Si l’installation de caméras de surveillance sur un lieu de travail n’est pas en principe interdit, cette installation ne doit pas être faite n’importe comment.

C’est ce que rappelle le Conseil d’État dans son arrêt du 18 novembre 2015 (N° 371196), confirmant une décision de la CNIL intervenue en mai 2013.

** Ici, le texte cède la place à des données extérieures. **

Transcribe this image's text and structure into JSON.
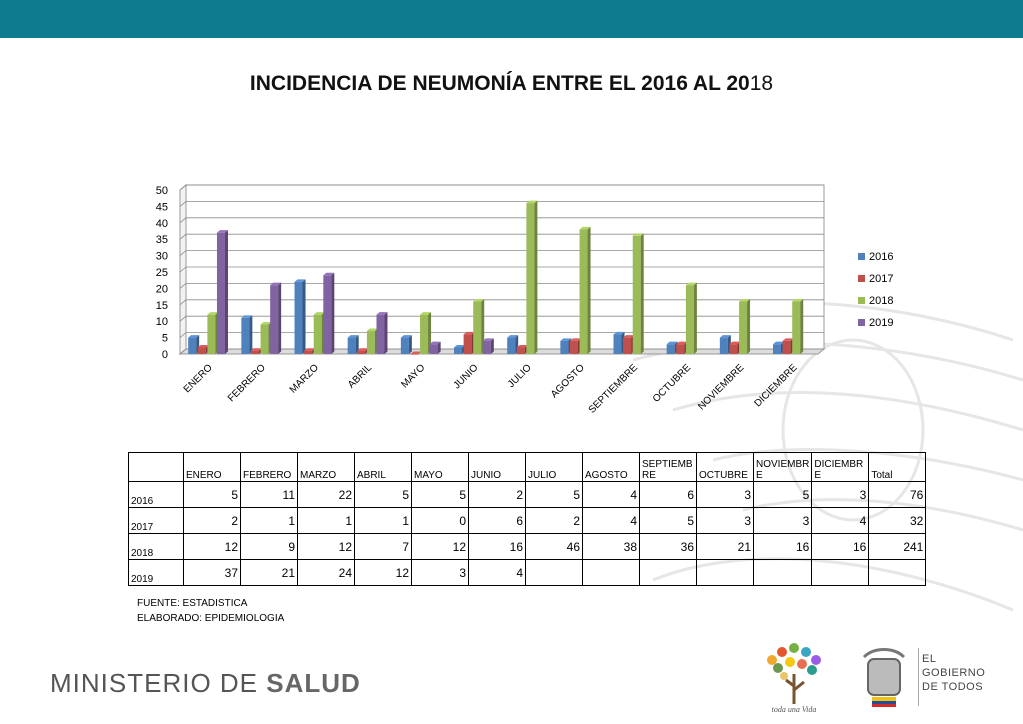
{
  "title": {
    "main": "INCIDENCIA DE NEUMONÍA ENTRE EL 2016 AL 20",
    "tail": "18"
  },
  "chart_data": {
    "type": "bar",
    "categories": [
      "ENERO",
      "FEBRERO",
      "MARZO",
      "ABRIL",
      "MAYO",
      "JUNIO",
      "JULIO",
      "AGOSTO",
      "SEPTIEMBRE",
      "OCTUBRE",
      "NOVIEMBRE",
      "DICIEMBRE"
    ],
    "series": [
      {
        "name": "2016",
        "color": "#4f81bd",
        "values": [
          5,
          11,
          22,
          5,
          5,
          2,
          5,
          4,
          6,
          3,
          5,
          3
        ]
      },
      {
        "name": "2017",
        "color": "#c0504d",
        "values": [
          2,
          1,
          1,
          1,
          0,
          6,
          2,
          4,
          5,
          3,
          3,
          4
        ]
      },
      {
        "name": "2018",
        "color": "#9bbb59",
        "values": [
          12,
          9,
          12,
          7,
          12,
          16,
          46,
          38,
          36,
          21,
          16,
          16
        ]
      },
      {
        "name": "2019",
        "color": "#8064a2",
        "values": [
          37,
          21,
          24,
          12,
          3,
          4,
          null,
          null,
          null,
          null,
          null,
          null
        ]
      }
    ],
    "y_ticks": [
      "0",
      "5",
      "10",
      "15",
      "20",
      "25",
      "30",
      "35",
      "40",
      "45",
      "50"
    ],
    "ylim": [
      0,
      50
    ],
    "grid": true,
    "legend": "right"
  },
  "table": {
    "headers": [
      "",
      "ENERO",
      "FEBRERO",
      "MARZO",
      "ABRIL",
      "MAYO",
      "JUNIO",
      "JULIO",
      "AGOSTO",
      "SEPTIEMB RE",
      "OCTUBRE",
      "NOVIEMBR E",
      "DICIEMBR E",
      "Total"
    ],
    "rows": [
      {
        "label": "2016",
        "cells": [
          "5",
          "11",
          "22",
          "5",
          "5",
          "2",
          "5",
          "4",
          "6",
          "3",
          "5",
          "3",
          "76"
        ]
      },
      {
        "label": "2017",
        "cells": [
          "2",
          "1",
          "1",
          "1",
          "0",
          "6",
          "2",
          "4",
          "5",
          "3",
          "3",
          "4",
          "32"
        ]
      },
      {
        "label": "2018",
        "cells": [
          "12",
          "9",
          "12",
          "7",
          "12",
          "16",
          "46",
          "38",
          "36",
          "21",
          "16",
          "16",
          "241"
        ]
      },
      {
        "label": "2019",
        "cells": [
          "37",
          "21",
          "24",
          "12",
          "3",
          "4",
          "",
          "",
          "",
          "",
          "",
          "",
          ""
        ]
      }
    ]
  },
  "notes": {
    "fuente": "FUENTE: ESTADISTICA",
    "elaborado": "ELABORADO: EPIDEMIOLOGIA"
  },
  "footer": {
    "ministerio": "MINISTERIO DE ",
    "salud": "SALUD",
    "gobierno": [
      "EL",
      "GOBIERNO",
      "DE TODOS"
    ],
    "vida_logo_text": "toda una Vida"
  },
  "colors": {
    "topbar": "#0e7b8f"
  }
}
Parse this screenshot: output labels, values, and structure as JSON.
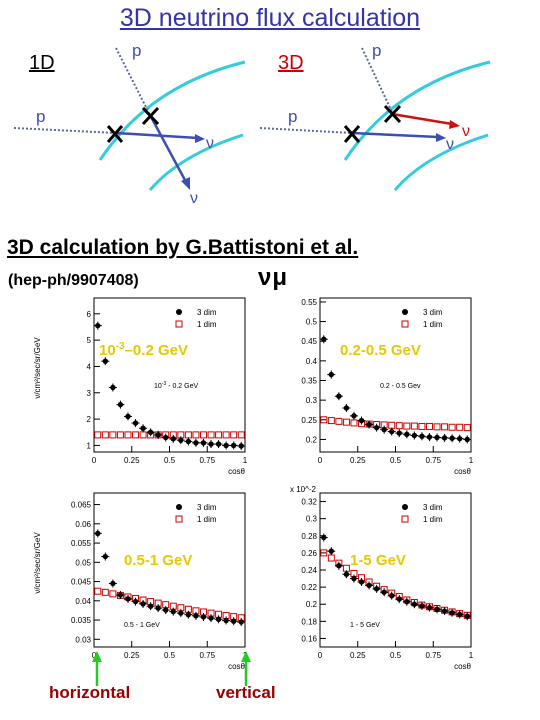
{
  "title": "3D neutrino flux calculation",
  "sketch": {
    "left_label": "1D",
    "right_label": "3D",
    "proton": "p",
    "neutrino": "ν",
    "colors": {
      "earth": "#33ccdd",
      "neutrino_track": "#3a4fb0",
      "proton_track": "#5a6a99",
      "deflected": "#cc1111"
    }
  },
  "reference": {
    "title": "3D calculation by G.Battistoni et al.",
    "arxiv": "(hep-ph/9907408)",
    "flavor": "νμ"
  },
  "annotations": {
    "horizontal": "horizontal",
    "vertical": "vertical",
    "arrow_color": "#22cc22"
  },
  "chart_data": [
    {
      "type": "scatter",
      "energy_band": "10-3–0.2 GeV",
      "inset_label": "10^-3 - 0.2 GeV",
      "ylabel": "ν/cm²/sec/sr/GeV",
      "xlabel": "cosθ",
      "xlim": [
        0,
        1
      ],
      "ylim": [
        0.75,
        6.6
      ],
      "yticks": [
        1,
        2,
        3,
        4,
        5,
        6
      ],
      "xticks": [
        0,
        0.25,
        0.5,
        0.75,
        1
      ],
      "ytick_labels": [
        "1",
        "2",
        "3",
        "4",
        "5",
        "6"
      ],
      "xtick_labels": [
        "0",
        "0.25",
        "0.5",
        "0.75",
        "1"
      ],
      "series": [
        {
          "name": "3 dim",
          "marker": "filled-circle",
          "x": [
            0.025,
            0.075,
            0.125,
            0.175,
            0.225,
            0.275,
            0.325,
            0.375,
            0.425,
            0.475,
            0.525,
            0.575,
            0.625,
            0.675,
            0.725,
            0.775,
            0.825,
            0.875,
            0.925,
            0.975
          ],
          "y": [
            5.55,
            4.2,
            3.2,
            2.55,
            2.1,
            1.85,
            1.65,
            1.5,
            1.4,
            1.3,
            1.25,
            1.2,
            1.15,
            1.1,
            1.1,
            1.05,
            1.05,
            1.0,
            1.0,
            0.98
          ]
        },
        {
          "name": "1 dim",
          "marker": "open-square",
          "x": [
            0.025,
            0.075,
            0.125,
            0.175,
            0.225,
            0.275,
            0.325,
            0.375,
            0.425,
            0.475,
            0.525,
            0.575,
            0.625,
            0.675,
            0.725,
            0.775,
            0.825,
            0.875,
            0.925,
            0.975
          ],
          "y": [
            1.4,
            1.4,
            1.4,
            1.4,
            1.4,
            1.4,
            1.4,
            1.4,
            1.4,
            1.4,
            1.4,
            1.4,
            1.4,
            1.4,
            1.4,
            1.4,
            1.4,
            1.4,
            1.4,
            1.4
          ]
        }
      ]
    },
    {
      "type": "scatter",
      "energy_band": "0.2-0.5 GeV",
      "inset_label": "0.2 - 0.5 Gev",
      "ylabel": "",
      "xlabel": "cosθ",
      "xlim": [
        0,
        1
      ],
      "ylim": [
        0.168,
        0.56
      ],
      "yticks": [
        0.2,
        0.25,
        0.3,
        0.35,
        0.4,
        0.45,
        0.5,
        0.55
      ],
      "xticks": [
        0,
        0.25,
        0.5,
        0.75,
        1
      ],
      "ytick_labels": [
        "0.2",
        "0.25",
        "0.3",
        "0.35",
        "0.4",
        "0.45",
        "0.5",
        "0.55"
      ],
      "xtick_labels": [
        "0",
        "0.25",
        "0.5",
        "0.75",
        "1"
      ],
      "series": [
        {
          "name": "3 dim",
          "marker": "filled-circle",
          "x": [
            0.025,
            0.075,
            0.125,
            0.175,
            0.225,
            0.275,
            0.325,
            0.375,
            0.425,
            0.475,
            0.525,
            0.575,
            0.625,
            0.675,
            0.725,
            0.775,
            0.825,
            0.875,
            0.925,
            0.975
          ],
          "y": [
            0.455,
            0.365,
            0.31,
            0.28,
            0.26,
            0.248,
            0.238,
            0.23,
            0.225,
            0.22,
            0.216,
            0.213,
            0.21,
            0.208,
            0.206,
            0.205,
            0.204,
            0.203,
            0.202,
            0.2
          ]
        },
        {
          "name": "1 dim",
          "marker": "open-square",
          "x": [
            0.025,
            0.075,
            0.125,
            0.175,
            0.225,
            0.275,
            0.325,
            0.375,
            0.425,
            0.475,
            0.525,
            0.575,
            0.625,
            0.675,
            0.725,
            0.775,
            0.825,
            0.875,
            0.925,
            0.975
          ],
          "y": [
            0.25,
            0.248,
            0.246,
            0.244,
            0.242,
            0.24,
            0.239,
            0.238,
            0.237,
            0.236,
            0.235,
            0.234,
            0.234,
            0.233,
            0.233,
            0.232,
            0.232,
            0.231,
            0.231,
            0.23
          ]
        }
      ]
    },
    {
      "type": "scatter",
      "energy_band": "0.5-1 GeV",
      "inset_label": "0.5 - 1 GeV",
      "ylabel": "ν/cm²/sec/sr/GeV",
      "xlabel": "cosθ",
      "xlim": [
        0,
        1
      ],
      "ylim": [
        0.028,
        0.068
      ],
      "yticks": [
        0.03,
        0.035,
        0.04,
        0.045,
        0.05,
        0.055,
        0.06,
        0.065
      ],
      "xticks": [
        0,
        0.25,
        0.5,
        0.75,
        1
      ],
      "ytick_labels": [
        "0.03",
        "0.035",
        "0.04",
        "0.045",
        "0.05",
        "0.055",
        "0.06",
        "0.065"
      ],
      "xtick_labels": [
        "0",
        "0.25",
        "0.5",
        "0.75",
        "1"
      ],
      "series": [
        {
          "name": "3 dim",
          "marker": "filled-circle",
          "x": [
            0.025,
            0.075,
            0.125,
            0.175,
            0.225,
            0.275,
            0.325,
            0.375,
            0.425,
            0.475,
            0.525,
            0.575,
            0.625,
            0.675,
            0.725,
            0.775,
            0.825,
            0.875,
            0.925,
            0.975
          ],
          "y": [
            0.0575,
            0.0515,
            0.0445,
            0.0415,
            0.0405,
            0.0398,
            0.0392,
            0.0386,
            0.0381,
            0.0376,
            0.0372,
            0.0368,
            0.0364,
            0.0361,
            0.0358,
            0.0355,
            0.0352,
            0.0349,
            0.0347,
            0.0345
          ]
        },
        {
          "name": "1 dim",
          "marker": "open-square",
          "x": [
            0.025,
            0.075,
            0.125,
            0.175,
            0.225,
            0.275,
            0.325,
            0.375,
            0.425,
            0.475,
            0.525,
            0.575,
            0.625,
            0.675,
            0.725,
            0.775,
            0.825,
            0.875,
            0.925,
            0.975
          ],
          "y": [
            0.0425,
            0.0422,
            0.0418,
            0.0414,
            0.041,
            0.0406,
            0.0402,
            0.0398,
            0.0394,
            0.039,
            0.0386,
            0.0382,
            0.0378,
            0.0374,
            0.0371,
            0.0368,
            0.0365,
            0.0362,
            0.0359,
            0.0356
          ]
        }
      ]
    },
    {
      "type": "scatter",
      "energy_band": "1-5 GeV",
      "inset_label": "1 - 5 GeV",
      "ylabel": "",
      "xlabel": "cosθ",
      "axis_multiplier": "x 10^-2",
      "xlim": [
        0,
        1
      ],
      "ylim": [
        0.15,
        0.33
      ],
      "yticks": [
        0.16,
        0.18,
        0.2,
        0.22,
        0.24,
        0.26,
        0.28,
        0.3,
        0.32
      ],
      "xticks": [
        0,
        0.25,
        0.5,
        0.75,
        1
      ],
      "ytick_labels": [
        "0.16",
        "0.18",
        "0.2",
        "0.22",
        "0.24",
        "0.26",
        "0.28",
        "0.3",
        "0.32"
      ],
      "xtick_labels": [
        "0",
        "0.25",
        "0.5",
        "0.75",
        "1"
      ],
      "series": [
        {
          "name": "3 dim",
          "marker": "filled-circle",
          "x": [
            0.025,
            0.075,
            0.125,
            0.175,
            0.225,
            0.275,
            0.325,
            0.375,
            0.425,
            0.475,
            0.525,
            0.575,
            0.625,
            0.675,
            0.725,
            0.775,
            0.825,
            0.875,
            0.925,
            0.975
          ],
          "y": [
            0.278,
            0.262,
            0.245,
            0.235,
            0.23,
            0.226,
            0.222,
            0.218,
            0.214,
            0.21,
            0.206,
            0.203,
            0.2,
            0.198,
            0.196,
            0.194,
            0.192,
            0.19,
            0.188,
            0.186
          ]
        },
        {
          "name": "1 dim",
          "marker": "open-square",
          "x": [
            0.025,
            0.075,
            0.125,
            0.175,
            0.225,
            0.275,
            0.325,
            0.375,
            0.425,
            0.475,
            0.525,
            0.575,
            0.625,
            0.675,
            0.725,
            0.775,
            0.825,
            0.875,
            0.925,
            0.975
          ],
          "y": [
            0.26,
            0.254,
            0.248,
            0.242,
            0.236,
            0.231,
            0.226,
            0.221,
            0.217,
            0.213,
            0.209,
            0.205,
            0.202,
            0.199,
            0.197,
            0.195,
            0.193,
            0.191,
            0.189,
            0.187
          ]
        }
      ]
    }
  ]
}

Les faits rapportés dans l’arrêt montre que l’employeur avait installé un système de vidéosurveillance.  L’une des « caméra[s] permettait de voir le poste d’une salariée et […] la n° 3 était orientée en direction d’une salle où travaillaient six personnes ; qu’à la suite de deux lettres de rappel adressées les 6 et 23 juillet 2012, le deuxième contrôle de la Commission lui a permis de constater le 15 octobre 2012, soit au-delà de l’échéance fixée par la mise en demeure du 13 avril 2012, que, si les orientations des deux caméras avaient été modifiées, la n° 3 était dirigée désormais vers le poste d’un autre salarié ; que ce n’est que lors du troisième et dernier contrôle, le 11 décembre 2012, qu’il est apparu qu’aucun salarié n’était plus sous la surveillance constante de caméras« .

L’installation de caméras de surveillance pose 3 questions juridiques :

  • la pertinence du recours à ce procédé ;
  • l’information des personnes concernées ;
  • la sécurisation des données personnelles.